PURPOSE: We determined vitreous and serum levels of high mobility group box-1 (HMGB-1) in patients with proliferative diabetic retinopathy (PDR) and elucidate their relationship with receptor for advanced glycation end products (RAGE), vascular endothelial growth factor (VEGF) and interleukin-1beta (IL-1beta). METHODS: In this cross-sectional study, patients with PDR who underwent vitrectomy were enrolled, and the control group included non-diabetic eyes.

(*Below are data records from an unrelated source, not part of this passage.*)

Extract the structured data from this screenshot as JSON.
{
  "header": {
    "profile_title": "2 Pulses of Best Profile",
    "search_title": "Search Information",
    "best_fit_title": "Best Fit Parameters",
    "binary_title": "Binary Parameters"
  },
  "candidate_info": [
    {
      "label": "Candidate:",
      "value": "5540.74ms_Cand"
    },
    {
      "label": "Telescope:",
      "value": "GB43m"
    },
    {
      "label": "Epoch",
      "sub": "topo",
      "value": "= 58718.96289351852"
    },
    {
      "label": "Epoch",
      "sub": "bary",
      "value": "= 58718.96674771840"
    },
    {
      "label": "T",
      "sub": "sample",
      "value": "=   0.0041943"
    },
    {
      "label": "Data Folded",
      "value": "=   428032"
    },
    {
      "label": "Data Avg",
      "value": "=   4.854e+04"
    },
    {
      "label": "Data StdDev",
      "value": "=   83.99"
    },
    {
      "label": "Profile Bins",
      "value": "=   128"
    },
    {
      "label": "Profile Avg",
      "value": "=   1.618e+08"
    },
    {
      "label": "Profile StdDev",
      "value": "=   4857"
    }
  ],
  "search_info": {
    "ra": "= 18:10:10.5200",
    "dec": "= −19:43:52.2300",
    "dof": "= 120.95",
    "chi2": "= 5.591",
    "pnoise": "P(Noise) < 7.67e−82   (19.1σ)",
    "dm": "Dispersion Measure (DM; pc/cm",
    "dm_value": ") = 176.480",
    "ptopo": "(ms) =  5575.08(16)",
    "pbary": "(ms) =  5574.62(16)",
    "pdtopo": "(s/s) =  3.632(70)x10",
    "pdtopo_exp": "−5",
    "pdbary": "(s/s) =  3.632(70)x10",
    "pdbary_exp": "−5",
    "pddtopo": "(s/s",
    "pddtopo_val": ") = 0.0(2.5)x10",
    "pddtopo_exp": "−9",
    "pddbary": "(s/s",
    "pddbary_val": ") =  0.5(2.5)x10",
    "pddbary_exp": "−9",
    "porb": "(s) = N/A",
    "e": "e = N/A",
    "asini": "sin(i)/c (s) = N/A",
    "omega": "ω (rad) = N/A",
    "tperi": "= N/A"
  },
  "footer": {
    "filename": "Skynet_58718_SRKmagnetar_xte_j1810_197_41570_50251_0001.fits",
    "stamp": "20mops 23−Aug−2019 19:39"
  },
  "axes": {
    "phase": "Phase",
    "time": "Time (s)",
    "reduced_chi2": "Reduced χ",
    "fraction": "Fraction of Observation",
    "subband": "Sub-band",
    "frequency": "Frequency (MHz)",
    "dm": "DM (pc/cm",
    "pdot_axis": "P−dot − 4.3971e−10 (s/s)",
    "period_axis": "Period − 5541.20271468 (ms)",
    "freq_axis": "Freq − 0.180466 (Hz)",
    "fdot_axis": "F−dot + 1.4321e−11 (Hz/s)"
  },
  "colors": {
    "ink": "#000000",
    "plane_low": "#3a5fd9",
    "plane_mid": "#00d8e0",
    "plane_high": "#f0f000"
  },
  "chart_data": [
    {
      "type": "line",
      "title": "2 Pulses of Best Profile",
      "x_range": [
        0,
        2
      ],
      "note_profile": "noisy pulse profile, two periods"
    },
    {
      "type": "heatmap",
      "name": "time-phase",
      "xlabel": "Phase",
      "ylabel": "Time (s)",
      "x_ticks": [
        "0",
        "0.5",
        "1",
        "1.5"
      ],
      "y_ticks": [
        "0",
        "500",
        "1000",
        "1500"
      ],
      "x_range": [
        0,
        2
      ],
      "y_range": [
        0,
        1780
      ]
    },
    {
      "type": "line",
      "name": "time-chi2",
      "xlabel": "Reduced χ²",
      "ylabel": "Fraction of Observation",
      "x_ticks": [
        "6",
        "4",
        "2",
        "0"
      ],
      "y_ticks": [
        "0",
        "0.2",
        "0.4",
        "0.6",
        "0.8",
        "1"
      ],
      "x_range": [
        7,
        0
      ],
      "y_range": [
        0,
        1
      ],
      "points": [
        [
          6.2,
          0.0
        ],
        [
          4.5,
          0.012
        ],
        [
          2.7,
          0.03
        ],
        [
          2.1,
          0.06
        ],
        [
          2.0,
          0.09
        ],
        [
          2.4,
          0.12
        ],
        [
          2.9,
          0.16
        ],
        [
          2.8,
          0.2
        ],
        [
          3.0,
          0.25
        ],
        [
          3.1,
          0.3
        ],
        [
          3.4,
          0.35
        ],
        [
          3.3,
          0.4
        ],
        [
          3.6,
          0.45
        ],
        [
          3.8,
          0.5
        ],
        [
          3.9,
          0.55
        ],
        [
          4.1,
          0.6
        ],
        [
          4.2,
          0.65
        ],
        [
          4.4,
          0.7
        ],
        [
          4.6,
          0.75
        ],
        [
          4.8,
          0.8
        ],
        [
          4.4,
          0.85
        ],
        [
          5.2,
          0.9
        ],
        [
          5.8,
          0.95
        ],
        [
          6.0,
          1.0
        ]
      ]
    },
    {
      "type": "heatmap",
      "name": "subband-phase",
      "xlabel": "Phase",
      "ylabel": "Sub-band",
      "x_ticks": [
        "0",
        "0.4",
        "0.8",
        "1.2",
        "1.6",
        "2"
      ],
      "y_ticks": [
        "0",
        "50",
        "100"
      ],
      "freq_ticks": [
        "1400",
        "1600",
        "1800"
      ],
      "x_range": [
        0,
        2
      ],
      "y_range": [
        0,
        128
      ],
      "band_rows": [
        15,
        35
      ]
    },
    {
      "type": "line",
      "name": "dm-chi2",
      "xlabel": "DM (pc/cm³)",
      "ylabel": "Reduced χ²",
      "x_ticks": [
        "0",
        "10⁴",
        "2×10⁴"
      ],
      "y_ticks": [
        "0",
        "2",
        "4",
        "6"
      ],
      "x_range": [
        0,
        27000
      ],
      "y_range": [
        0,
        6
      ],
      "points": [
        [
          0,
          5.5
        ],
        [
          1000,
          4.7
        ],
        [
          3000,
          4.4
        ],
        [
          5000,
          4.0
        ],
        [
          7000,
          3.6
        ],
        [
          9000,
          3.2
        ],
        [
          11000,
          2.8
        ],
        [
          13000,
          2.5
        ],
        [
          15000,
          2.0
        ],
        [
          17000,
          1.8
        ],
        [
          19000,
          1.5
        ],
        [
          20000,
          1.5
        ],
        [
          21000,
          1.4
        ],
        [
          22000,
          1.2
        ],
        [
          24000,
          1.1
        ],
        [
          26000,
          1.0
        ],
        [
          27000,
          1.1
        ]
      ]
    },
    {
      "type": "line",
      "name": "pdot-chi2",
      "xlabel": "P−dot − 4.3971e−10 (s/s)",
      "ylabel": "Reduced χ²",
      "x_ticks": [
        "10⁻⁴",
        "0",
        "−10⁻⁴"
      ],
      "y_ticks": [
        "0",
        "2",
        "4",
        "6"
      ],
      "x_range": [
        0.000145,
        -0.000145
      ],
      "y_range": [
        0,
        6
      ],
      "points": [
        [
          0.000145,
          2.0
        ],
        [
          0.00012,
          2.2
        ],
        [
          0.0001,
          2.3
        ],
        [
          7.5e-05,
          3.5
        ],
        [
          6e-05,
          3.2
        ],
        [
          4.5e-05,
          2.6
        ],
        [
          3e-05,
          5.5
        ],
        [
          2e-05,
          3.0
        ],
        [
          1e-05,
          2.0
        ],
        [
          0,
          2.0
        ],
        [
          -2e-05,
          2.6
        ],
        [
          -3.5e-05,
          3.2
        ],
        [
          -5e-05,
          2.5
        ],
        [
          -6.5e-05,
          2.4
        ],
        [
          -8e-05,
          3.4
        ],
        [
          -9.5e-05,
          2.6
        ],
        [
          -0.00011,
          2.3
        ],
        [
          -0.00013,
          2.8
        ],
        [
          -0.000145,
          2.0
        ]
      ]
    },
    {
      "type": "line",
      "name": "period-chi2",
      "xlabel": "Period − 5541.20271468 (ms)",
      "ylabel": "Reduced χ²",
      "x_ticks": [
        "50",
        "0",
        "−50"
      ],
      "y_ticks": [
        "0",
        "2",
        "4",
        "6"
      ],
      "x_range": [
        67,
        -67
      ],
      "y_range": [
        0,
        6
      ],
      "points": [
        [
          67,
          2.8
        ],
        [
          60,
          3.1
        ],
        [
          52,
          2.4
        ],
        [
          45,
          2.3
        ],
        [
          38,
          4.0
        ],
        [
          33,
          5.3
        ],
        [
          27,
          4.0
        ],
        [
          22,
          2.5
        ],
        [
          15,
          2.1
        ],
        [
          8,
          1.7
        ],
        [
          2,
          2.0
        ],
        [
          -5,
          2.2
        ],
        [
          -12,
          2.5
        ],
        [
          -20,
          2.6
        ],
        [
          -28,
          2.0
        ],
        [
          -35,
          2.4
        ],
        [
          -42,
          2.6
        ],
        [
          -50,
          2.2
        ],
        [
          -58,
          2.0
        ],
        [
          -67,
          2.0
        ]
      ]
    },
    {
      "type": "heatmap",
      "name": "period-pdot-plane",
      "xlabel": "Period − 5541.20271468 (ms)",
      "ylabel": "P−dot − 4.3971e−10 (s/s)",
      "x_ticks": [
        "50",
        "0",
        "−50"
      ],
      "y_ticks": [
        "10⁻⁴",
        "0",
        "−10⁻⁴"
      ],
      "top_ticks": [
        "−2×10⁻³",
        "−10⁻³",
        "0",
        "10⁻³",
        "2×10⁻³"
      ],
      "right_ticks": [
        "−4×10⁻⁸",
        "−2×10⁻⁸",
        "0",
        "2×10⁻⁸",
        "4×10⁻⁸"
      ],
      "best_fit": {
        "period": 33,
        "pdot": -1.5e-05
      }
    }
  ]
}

Vitreous and serum samples were analysed for HMGB-1, RAGE, VEGF and IL-1beta by ELISA. We investigated the correlation between serum and vitreous levels of each cytokine, and we analysed the influence of intravitreal anti-VEGF treatment prior to vitrectomy on the cytokine levels in PDR. RESULTS: Of 78 eyes of 78 patients enrolled consecutively, there were 32 PDR eyes and 46 control eyes. The serum levels were higher in diabetic than in non-diabetic subjects for HMGB-1, RAGE, VEGF and IL-1beta (all p < 0.001), respectively. Similarly, the vitreous levels were higher in diabetic than in non-diabetic subjects for HMGB-1 (p < 0.001), RAGE (p = 0.001), VEGF (p < 0.001) and IL-1beta (p < 0.001), respectively. We found a positive correlation between serum and vitreous levels of HMGB-1 in patient with PDR (p = 0.047, R = 0.353). There was a negative correlation between serum and vitreous levels of VEGF in patient with PDR (p = 0.001, R = -0.546). For the subgroup analysis, we detected that the vitreous levels of RAGE were significantly lower in patients who underwent anti-VEGF injection prior to vitrectomy than those who did not (p < 0.001). CONCLUSIONS: Our findings suggest that HMGB-1 is involved in PDR disorders, and it may be a novel therapeutic target to inhibit progression of PDR.